At a signing ceremony in Abuja, Wale Edun, Minister of Finance and Coordinating Minister of the Economy, said the new presumptive tax rules mark the operational phase of tax reforms, following the passage of enabling Acts between mid-2025 and January 2026. He explained that the simplified framework is central to President Bola Tinubu’s growth agenda, expanding the tax base without raising rates.
“With the signing of these regulations, we are transitioning from legislation to the structural implementation of tax reforms,” Edun said. He noted that the guidelines are grounded in transparency, fairness, clarity, equity, and economic inclusion for all Nigerians. The minister added that the rules, issued under his office’s powers on the advice of the Joint Revenue Board, aim to ensure consistency across federal, state, and local governments, prevent arbitrary assessments, and protect small businesses.

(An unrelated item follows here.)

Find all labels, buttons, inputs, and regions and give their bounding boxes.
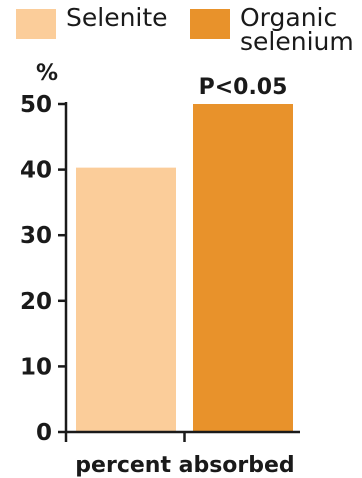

Highlighting the economy’s trajectory, Edun noted Nigeria’s 4% growth in the final quarter of 2025, describing it as positive but below the administration’s near-term 7% target and long-term goal of a $1 trillion economy by 2030.
Olusegun Philip Adesokan, Executive Secretary of the Joint Revenue Board, described the regulations as a practical expression of the President’s stance that reforms should foster prosperity, not hardship. “He doesn’t seek to tax poverty… his government will not tax seeds, but fruits,” Adesokan said. He added that the framework establishes a uniform code for subnational governments to engage the informal sector.
Under the new rules, informal businesses with an annual turnover of up to N2 million are exempt from tax, shielding the most vulnerable operators and allowing them to retain more working capital. Other eligible informal businesses will pay a presumptive levy of 1% of turnover.
The guidelines also mandate the use of technology for payments, ban cash collections by tax officials, and prohibit roadblocks for tax enforcement — practices long criticized by traders and transport operators.
Adesokan said the reforms would create a seamless process for onboarding informal operators into the tax system and address disparities in collection practices across states, signalling a commitment to equity in tax administration.
Joseph Tegbe, Chairman of the National Tax Policy Implementation Committee, emphasized that the signing closes the gap between statutory provisions and practical execution. He noted that the informal sector, which accounts for more than 80% of employment, has historically contributed little to structured public revenue. “With today’s signing, we move decisively from intention to execution,” Tegbe said, adding that all 36 states have aligned on the guidelines.
Rather than increasing taxes, the government aims to widen compliance among micro and small enterprises, formalizing their entry into the tax system to provide structured pathways into the formal economy. Edun said this approach would improve access to growth opportunities while ensuring each taxpayer makes a fair contribution. Implementation will be closely monitored, with an ombudsman in place to safeguard fairness as the government pivots from economic stabilization to growth.